When Marc Fosh took on a consultancy role for a restaurant in Moscow, Adrián Quetglas – then his sous chef – went to work there. Over a decade he built up a great reputation, serving high-quality Spanish food to appreciative Russian diners. Now he’s returned to Mallorca, with his name over the door of one of Palma’s newest restaurants. We went to try the fortnightly-changing seven-course tasting menu, which has been receiving rave reviews.
English, Spanish & German
The restaurant is on Paseo Mallorca, where several new bars and restaurants have opened in recent months. The décor is contemporary and smart: floors and tables are wooden, and the chairs are comfortable.

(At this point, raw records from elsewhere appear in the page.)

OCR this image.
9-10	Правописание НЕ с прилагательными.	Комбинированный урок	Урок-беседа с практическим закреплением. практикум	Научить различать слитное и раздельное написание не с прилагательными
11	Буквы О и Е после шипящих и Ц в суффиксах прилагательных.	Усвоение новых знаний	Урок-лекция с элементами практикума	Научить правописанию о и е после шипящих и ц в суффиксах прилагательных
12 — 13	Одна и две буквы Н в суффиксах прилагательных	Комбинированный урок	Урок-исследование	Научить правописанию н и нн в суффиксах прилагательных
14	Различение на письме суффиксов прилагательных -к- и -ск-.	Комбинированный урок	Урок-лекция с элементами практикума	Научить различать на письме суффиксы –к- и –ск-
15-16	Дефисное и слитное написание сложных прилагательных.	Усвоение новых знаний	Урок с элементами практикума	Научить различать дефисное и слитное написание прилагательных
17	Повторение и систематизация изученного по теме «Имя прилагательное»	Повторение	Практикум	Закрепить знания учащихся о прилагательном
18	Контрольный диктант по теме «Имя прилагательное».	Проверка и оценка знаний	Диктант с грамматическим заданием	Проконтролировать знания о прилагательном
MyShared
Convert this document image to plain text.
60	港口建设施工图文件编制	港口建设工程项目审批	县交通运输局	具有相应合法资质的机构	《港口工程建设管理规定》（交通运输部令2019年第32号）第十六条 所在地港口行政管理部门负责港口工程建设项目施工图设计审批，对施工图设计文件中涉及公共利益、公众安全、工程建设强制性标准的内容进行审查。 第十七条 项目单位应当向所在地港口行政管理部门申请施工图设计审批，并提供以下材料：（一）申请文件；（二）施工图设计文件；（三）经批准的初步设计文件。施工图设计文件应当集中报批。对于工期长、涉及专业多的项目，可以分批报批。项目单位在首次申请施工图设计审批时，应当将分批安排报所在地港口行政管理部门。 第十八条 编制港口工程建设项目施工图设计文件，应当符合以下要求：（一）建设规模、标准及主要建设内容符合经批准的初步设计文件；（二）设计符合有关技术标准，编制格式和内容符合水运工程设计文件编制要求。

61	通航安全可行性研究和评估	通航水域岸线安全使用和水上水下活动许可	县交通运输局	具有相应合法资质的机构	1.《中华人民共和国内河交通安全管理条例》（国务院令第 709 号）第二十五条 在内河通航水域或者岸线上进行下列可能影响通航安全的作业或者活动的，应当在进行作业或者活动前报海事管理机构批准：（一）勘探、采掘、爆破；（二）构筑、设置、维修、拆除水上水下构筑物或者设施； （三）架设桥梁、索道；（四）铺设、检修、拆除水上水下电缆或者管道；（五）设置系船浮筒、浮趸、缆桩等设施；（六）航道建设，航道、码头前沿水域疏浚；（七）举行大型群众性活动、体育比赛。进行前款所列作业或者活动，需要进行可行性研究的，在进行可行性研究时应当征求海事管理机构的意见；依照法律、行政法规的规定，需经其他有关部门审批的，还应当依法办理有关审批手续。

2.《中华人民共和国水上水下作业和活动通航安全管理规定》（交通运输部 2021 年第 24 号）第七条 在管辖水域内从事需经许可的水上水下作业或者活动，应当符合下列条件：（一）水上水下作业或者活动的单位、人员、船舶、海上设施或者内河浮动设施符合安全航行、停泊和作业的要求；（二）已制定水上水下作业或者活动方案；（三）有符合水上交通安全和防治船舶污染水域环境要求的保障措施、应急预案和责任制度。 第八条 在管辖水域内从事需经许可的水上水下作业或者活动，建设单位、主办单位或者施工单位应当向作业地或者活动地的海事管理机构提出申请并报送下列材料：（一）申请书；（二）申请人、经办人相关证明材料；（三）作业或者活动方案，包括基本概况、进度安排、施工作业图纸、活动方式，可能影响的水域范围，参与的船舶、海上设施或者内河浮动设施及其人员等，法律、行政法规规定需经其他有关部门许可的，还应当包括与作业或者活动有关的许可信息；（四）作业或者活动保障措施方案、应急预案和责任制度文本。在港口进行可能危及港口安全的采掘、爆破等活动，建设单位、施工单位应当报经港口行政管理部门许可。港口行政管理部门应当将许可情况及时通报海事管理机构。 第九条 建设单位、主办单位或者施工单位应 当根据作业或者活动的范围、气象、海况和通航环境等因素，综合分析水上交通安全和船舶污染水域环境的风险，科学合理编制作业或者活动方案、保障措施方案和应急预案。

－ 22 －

As well as indoor seating, there are tables on the canopied terrace at the front, but we sat indoors for the air-conditioning.
We had the seven-course tasting menu offered at night; for a reasonable additional cost you can enjoy matched wines with the five savoury courses.
Our dinner began with a deconstructed tortilla and serrano ham, presented in a small white bowl.
A taste of Russia was next: Adrian’s creative version of borsch: a delicious clarified beetroot soup containing tiny pieces of carrot and three ‘raviolis’ made from beetroot jelly and stuffed with crème fraiche. A Quetglas classic.
Next we had plump juicy mussels (3) with a flavourful risotto of herbs and saffron, served in a hot bowl. We stayed with the sea for the next course: an elegantly presented fat tender scallop served with a slice of plum, pieces of salsify (not often seen on restaurant menus), celeriac purée, and black garlic; excellent.
Two of our party requested and received an alternative meat dish to the rabbit loin on the menu for our visit. The rabbit though was tender and, served with pak choi, figs, cashew nuts, and a foie gras foam, had textural variety.
As has become popular on tasting menus, there were two desserts: first, apricots with coffee caramel and iced meringue made with Mallorcan almonds; finally, a palate-freshening melon soup, containing a quenelle of lime sorbet and garnished with a few rocket leaves. We’d had an excellent dinner, with good service from maître d’ Tino Codesal and his team; we look forward to trying their very affordable lunchtime menu of the week, offering two courses and a dessert.
For an alternative lunchtime experience, try the six-course set tasting menu. Alternatively enjoy two of the menu’s courses and a dessert for a surprisingly good price.
In October 2016 Adrián Quetglas was named Russia’s ‘chef of the year’, and his Moscow restaurant AQ Kitchen was named third-best restaurant in Russia. In November 2016, Michelin announced one star for 2017 for his Palma restaurant Adrián Quetglas.